If one of the treatments works much much better, then they'll almost certainly recommend that (but doctors will probably figure this out first, anyway).
in a world where you have many options and have to figure out which is best by repeated experimentation, but where experimentation itself has some cost, you have a multi-armed bandit problem. (the name is supposed to evoke a room full of slot machines -- you want to find the one with the highest payouts by repeatedly playing them, while losing as little money as possible before you find it.)
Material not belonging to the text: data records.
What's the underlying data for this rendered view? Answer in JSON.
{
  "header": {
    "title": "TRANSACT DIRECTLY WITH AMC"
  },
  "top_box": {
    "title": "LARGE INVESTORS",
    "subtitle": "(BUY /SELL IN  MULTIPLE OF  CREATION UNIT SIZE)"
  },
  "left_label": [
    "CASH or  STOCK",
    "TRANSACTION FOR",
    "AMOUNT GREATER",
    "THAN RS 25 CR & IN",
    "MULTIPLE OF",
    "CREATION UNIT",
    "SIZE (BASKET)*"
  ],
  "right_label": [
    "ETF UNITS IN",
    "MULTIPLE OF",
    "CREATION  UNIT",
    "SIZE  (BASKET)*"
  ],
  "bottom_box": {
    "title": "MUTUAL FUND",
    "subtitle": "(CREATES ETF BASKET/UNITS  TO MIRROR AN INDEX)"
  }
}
for example, if you have a few medications, you might start by trying them all equally at random and then as data comes in, use a bandit algorithm to gradually shift more and more new patients onto the ones that prove most effective, in a way that optimally trades off accurately estimating the effects with wasting time testing the less effective drugs.
interestingly, the first formulation of the problem is due to Dr. Thompson at the Yale Pathology Department in the 1930s; he came up with Thompson sampling. So these are techniques that were originally designed for medical trials.
I think that designers of medical trials probably do have a good grasp of this stuff (some statistical estimators that originated in the medical world have even been successfully imported into reinforcement learning/MAB research) so probably they would be using a bandit-like technique if they felt it made sense.
Every patient would be treated with random drug/treatment. With accumulated treatment results, a multi armed bandit algorithm would adjust probabilities so, that most effective treatment would be used more often.
For example, in Thompson sampling probability of choosing option is equal to probability of that option being the best option given evidence so far.
Aim is to maximize reward (successful treatments), while spending little as possible time on exploration (testing less effective treatments).
An example of how machine learning goes wrong is if a treatment slows down the progression but increases the death rate. Given exponential ramp up in the incoming cases, it will look good until the final horrifying numbers are in. You need to slice and dice the numbers by cohort to detect/react to this.